With these arguments in mind, it is thus important to identify the functional requirements and quantitative physiological constraints that may significantly shape adaptive responses.
Among others, minimization of energetic expenditure plays an important role in cells growing exponentially in a rich medium.
Several signatures that are consistent with minimization of metabolic cost have already been identified in the properties of the set of proteins that is expressed when cells are growing in rich media .
For example, genes coding for proteins that are highly abundant under basal conditions have a pattern of synonymous codon usage that is well adapted to the relative abundance of synonymous tRNAs in the yeast S. cerevisiae and in Escherichia coli CITATION, CITATION .
Another signature that is found in genes that are highly expressed under basal conditions is a sequence bias that minimizes transcriptional and translational costs CITATION.
This minimization of metabolic cost is further observed in the relative amino acid composition of abundant proteins under the same conditions.
These proteins are enriched with metabolically cheaper amino acids CITATION .
A final example of a general signature is the codon bias of long genes.
This bias is such that the probability of missense errors is reduced during translation CITATION, CITATION, CITATION.
These biases suggest that reducing overall costs in metabolism, whenever possible, may significantly increase cellular fitness.
This view is consistent with the observation that small changes in gene expression affecting the levels of protein synthesis influence the fitness of specific E. coli strains CITATION .
This body of results strongly supports the notion that metabolic cost acts as a selective pressure in shaping the properties of cells growing in a rich medium, in absence of environmental stresses.
Thus, one might ask if minimization of metabolic cost is also an important factor in the evolution of adaptive responses to stress conditions.
It is predictable that this evolutionary pressure might leave stronger signatures in adaptive responses that require the use of higher ATP amounts by the cell, such as adaptation to heat, weak organic acids, or NaCl.
In these three cases, it has been reported that ATP concentrations decrease due to a high energy demand CITATION .
Given that protein synthesis is one of the costliest biosynthetic efforts for the cell CITATION, the minimization of metabolic cost might have biased the properties of proteins whose expression change during adaptation.
Therefore, here we ask the following questions.
Is there a signature that is consistent with a selective pressure for minimizing metabolic cost in proteins synthesis during adaptive responses to stress?

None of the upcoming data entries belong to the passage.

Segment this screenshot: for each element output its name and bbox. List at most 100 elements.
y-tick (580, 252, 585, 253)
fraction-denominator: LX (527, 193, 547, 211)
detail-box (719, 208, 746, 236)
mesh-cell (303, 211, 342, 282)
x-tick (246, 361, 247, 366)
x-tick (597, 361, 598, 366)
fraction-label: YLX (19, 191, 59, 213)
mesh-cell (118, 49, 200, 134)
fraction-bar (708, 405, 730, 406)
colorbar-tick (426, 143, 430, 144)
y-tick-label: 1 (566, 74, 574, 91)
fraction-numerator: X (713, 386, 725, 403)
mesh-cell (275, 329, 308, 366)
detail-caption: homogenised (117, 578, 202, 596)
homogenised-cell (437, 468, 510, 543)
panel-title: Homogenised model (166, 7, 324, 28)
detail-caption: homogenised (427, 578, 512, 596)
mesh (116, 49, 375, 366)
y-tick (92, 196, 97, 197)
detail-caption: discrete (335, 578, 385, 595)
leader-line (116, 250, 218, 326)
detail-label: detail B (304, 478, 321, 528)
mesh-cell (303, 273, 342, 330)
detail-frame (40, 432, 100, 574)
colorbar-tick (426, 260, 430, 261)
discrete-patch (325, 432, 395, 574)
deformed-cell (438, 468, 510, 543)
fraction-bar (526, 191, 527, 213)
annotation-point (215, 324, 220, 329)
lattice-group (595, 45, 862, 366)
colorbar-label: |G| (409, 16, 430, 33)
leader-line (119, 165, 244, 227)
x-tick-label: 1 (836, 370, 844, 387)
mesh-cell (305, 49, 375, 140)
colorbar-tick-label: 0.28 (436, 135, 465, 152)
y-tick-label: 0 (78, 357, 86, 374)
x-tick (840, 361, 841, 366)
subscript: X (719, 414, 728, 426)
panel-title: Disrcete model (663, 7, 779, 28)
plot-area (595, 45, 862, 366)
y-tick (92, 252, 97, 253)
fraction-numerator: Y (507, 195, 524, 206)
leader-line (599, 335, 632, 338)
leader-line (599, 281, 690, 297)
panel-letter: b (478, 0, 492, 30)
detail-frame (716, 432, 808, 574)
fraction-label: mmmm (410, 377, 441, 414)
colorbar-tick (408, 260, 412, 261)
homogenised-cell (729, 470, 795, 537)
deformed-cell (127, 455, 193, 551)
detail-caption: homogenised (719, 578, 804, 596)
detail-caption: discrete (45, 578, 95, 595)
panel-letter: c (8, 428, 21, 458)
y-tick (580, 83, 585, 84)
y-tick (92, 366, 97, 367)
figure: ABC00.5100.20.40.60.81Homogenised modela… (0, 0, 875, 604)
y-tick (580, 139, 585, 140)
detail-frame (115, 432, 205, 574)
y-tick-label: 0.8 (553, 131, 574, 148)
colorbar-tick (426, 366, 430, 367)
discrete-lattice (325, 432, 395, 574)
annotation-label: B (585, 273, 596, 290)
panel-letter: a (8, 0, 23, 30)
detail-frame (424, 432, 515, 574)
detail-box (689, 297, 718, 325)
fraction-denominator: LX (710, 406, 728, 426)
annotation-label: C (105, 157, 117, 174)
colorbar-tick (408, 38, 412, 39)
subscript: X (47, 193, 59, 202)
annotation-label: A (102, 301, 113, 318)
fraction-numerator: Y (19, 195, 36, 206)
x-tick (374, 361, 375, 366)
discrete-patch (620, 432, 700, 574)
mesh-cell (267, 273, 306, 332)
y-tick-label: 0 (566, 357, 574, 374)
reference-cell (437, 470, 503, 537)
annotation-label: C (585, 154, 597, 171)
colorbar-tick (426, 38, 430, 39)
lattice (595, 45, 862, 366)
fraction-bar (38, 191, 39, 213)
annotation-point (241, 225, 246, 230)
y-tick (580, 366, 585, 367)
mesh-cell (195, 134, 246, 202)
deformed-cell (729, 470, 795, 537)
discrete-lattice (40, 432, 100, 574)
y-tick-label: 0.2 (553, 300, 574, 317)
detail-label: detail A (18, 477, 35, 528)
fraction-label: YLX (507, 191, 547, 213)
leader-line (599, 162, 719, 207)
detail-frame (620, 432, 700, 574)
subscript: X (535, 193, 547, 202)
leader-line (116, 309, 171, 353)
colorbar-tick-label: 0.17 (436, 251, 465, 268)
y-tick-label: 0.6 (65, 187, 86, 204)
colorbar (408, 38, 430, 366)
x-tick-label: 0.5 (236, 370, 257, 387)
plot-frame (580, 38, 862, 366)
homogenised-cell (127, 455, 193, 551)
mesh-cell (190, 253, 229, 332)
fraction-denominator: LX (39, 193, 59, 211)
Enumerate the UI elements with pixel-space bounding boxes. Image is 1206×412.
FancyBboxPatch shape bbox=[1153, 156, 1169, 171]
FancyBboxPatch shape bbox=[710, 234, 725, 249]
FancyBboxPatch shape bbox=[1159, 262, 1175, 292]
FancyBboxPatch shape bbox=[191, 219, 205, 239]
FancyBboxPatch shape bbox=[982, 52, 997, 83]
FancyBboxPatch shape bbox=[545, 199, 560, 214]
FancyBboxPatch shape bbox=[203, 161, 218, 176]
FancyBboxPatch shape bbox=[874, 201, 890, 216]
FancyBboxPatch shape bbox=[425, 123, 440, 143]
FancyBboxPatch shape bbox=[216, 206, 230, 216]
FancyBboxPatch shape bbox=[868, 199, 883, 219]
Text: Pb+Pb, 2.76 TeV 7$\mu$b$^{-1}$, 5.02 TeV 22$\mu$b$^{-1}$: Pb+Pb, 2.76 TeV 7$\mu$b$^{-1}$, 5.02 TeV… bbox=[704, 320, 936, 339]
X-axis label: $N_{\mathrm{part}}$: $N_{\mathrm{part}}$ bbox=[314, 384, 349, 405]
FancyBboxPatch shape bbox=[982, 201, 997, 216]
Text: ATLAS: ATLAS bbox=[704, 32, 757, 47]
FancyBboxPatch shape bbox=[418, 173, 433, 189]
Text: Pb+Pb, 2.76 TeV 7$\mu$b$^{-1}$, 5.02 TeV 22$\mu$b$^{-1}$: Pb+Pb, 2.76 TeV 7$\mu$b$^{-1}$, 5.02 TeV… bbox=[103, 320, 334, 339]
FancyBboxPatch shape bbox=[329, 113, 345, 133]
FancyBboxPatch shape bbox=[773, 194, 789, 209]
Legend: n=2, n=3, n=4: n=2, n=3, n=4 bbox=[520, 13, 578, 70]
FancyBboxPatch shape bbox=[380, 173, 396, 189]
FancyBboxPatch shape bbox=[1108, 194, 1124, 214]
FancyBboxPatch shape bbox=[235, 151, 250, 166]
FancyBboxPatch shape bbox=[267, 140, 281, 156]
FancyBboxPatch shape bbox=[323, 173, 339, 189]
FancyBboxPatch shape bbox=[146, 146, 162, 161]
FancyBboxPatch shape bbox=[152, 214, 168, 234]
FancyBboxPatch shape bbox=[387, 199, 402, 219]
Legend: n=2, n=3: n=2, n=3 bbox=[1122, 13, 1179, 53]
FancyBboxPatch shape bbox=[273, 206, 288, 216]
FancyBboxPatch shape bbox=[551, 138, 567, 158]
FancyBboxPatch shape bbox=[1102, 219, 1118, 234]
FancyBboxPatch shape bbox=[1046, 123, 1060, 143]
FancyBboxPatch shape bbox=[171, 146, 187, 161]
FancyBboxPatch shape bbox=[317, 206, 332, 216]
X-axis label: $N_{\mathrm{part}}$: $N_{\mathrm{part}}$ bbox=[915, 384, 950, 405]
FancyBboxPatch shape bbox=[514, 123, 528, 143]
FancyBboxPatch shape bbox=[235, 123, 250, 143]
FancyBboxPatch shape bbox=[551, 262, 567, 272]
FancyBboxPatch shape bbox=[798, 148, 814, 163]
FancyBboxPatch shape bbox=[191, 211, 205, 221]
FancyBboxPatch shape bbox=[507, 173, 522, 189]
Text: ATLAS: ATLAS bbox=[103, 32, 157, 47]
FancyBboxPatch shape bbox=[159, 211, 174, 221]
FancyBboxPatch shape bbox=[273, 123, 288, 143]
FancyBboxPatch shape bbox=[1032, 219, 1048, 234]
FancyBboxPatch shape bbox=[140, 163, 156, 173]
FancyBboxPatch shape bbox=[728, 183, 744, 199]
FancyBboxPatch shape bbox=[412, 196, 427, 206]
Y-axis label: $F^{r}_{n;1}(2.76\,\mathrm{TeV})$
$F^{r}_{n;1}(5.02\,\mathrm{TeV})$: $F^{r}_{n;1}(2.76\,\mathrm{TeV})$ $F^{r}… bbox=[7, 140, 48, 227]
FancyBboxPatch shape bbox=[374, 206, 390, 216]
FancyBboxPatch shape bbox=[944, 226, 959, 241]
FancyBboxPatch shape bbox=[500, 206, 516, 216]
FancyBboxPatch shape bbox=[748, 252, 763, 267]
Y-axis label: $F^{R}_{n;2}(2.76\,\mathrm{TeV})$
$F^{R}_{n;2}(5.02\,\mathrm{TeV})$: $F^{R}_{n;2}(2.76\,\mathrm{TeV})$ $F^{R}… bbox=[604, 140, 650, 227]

Can one find general signatures in the physicochemical properties proteins and in the expression patterns of genes that are involved in the adaptive response to different environmental challenges?
If so, what physiological constraints are consistent with those signatures?

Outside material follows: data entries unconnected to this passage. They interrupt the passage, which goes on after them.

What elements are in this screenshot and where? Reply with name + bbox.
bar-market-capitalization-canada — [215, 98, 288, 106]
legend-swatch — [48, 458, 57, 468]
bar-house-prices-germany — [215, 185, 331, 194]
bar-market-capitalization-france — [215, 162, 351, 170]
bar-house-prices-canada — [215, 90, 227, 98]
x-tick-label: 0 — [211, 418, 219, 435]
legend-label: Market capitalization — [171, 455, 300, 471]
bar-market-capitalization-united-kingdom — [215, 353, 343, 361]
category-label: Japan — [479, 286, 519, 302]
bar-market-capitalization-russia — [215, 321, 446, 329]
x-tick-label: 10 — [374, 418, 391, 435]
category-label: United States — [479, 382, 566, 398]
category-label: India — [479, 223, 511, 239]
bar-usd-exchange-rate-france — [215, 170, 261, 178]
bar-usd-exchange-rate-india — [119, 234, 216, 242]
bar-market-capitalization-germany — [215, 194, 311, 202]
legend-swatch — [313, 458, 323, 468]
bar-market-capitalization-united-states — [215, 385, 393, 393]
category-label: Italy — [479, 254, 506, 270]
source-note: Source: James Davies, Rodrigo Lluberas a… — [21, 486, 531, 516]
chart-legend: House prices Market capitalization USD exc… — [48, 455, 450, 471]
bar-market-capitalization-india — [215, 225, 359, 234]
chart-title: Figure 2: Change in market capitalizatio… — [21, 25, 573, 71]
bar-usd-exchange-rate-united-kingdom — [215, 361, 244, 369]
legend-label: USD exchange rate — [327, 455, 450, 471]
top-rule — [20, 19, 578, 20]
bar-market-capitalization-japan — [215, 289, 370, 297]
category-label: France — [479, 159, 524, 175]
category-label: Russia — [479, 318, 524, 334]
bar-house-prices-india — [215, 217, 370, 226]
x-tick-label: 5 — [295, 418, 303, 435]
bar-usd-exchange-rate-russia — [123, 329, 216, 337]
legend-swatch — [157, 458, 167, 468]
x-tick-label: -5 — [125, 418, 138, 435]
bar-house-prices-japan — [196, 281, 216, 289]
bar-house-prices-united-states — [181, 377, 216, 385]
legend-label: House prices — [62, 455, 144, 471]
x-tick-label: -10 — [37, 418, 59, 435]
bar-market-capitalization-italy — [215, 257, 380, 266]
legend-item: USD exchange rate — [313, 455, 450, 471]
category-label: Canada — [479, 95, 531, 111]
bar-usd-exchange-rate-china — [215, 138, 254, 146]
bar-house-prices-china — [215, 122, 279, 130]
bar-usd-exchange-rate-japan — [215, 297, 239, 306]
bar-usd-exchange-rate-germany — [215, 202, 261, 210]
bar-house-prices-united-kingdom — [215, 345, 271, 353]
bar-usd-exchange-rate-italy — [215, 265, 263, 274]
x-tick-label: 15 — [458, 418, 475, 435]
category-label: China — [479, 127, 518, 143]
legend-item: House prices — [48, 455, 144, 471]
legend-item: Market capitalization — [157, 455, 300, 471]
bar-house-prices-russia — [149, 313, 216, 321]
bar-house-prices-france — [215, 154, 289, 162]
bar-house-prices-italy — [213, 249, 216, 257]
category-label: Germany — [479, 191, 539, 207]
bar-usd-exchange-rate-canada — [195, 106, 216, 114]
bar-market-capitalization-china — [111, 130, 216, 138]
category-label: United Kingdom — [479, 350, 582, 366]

We address these questions by investigating how is the value of several properties of proteins related to changes in gene expression levels during various environmental changes.

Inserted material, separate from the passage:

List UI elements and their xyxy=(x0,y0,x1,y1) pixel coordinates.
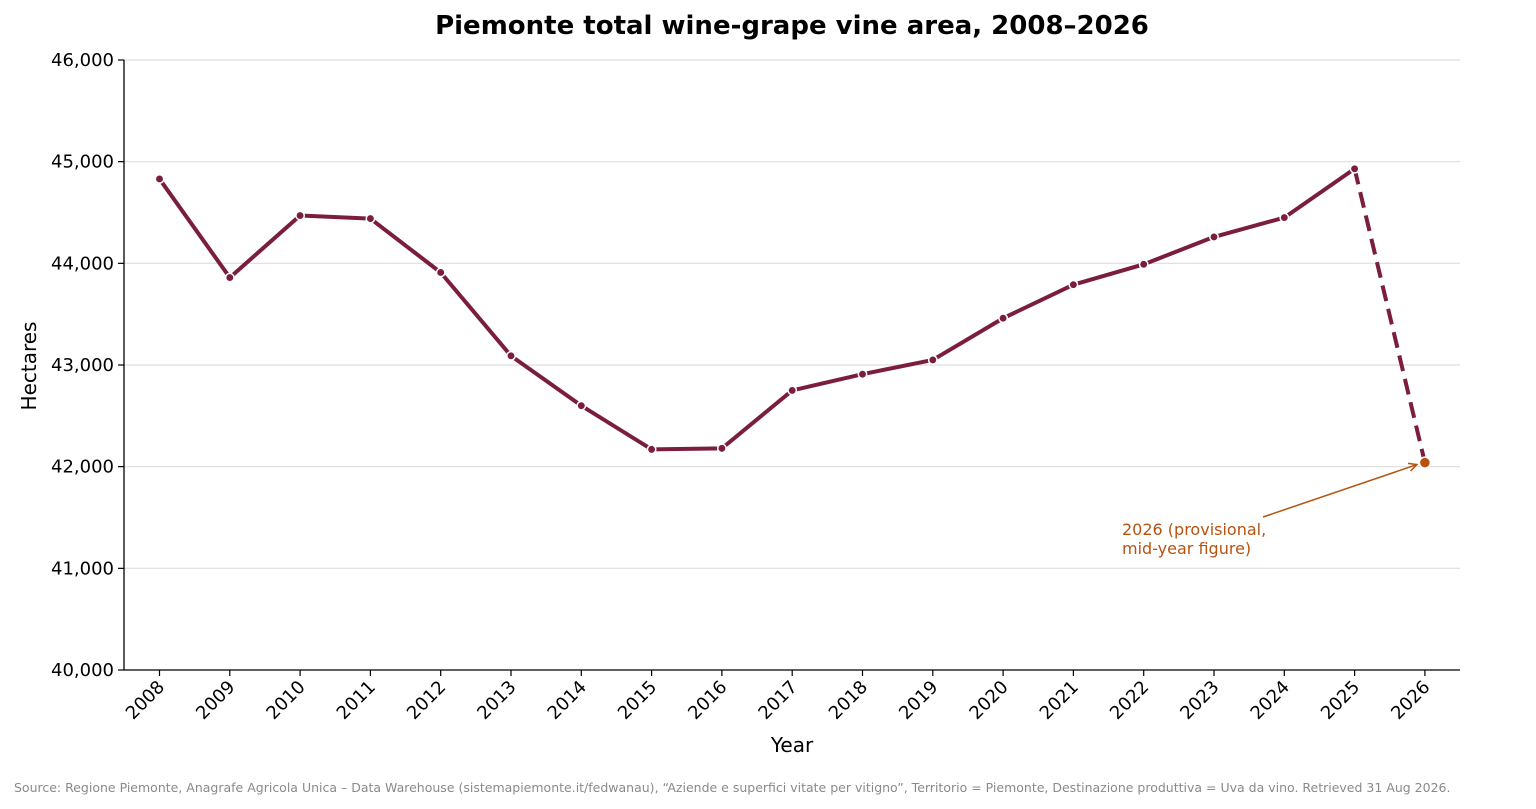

We find that genes whose expression is upregulated during different types of adaptive responses tend to code for proteins that are small, while genes whose expression is downregulated during the same responses tend to code for proteins that are large.
This is a signature that is consistent with a selective pressure for minimizing metabolic cost in proteins synthesis.
It is more significant in adaptive responses where changes in gene expression levels affect a large fraction of the genome.
To our knowledge, this is the first general and global signature that has been identified for the properties of proteins involved in adaptive responses to stress.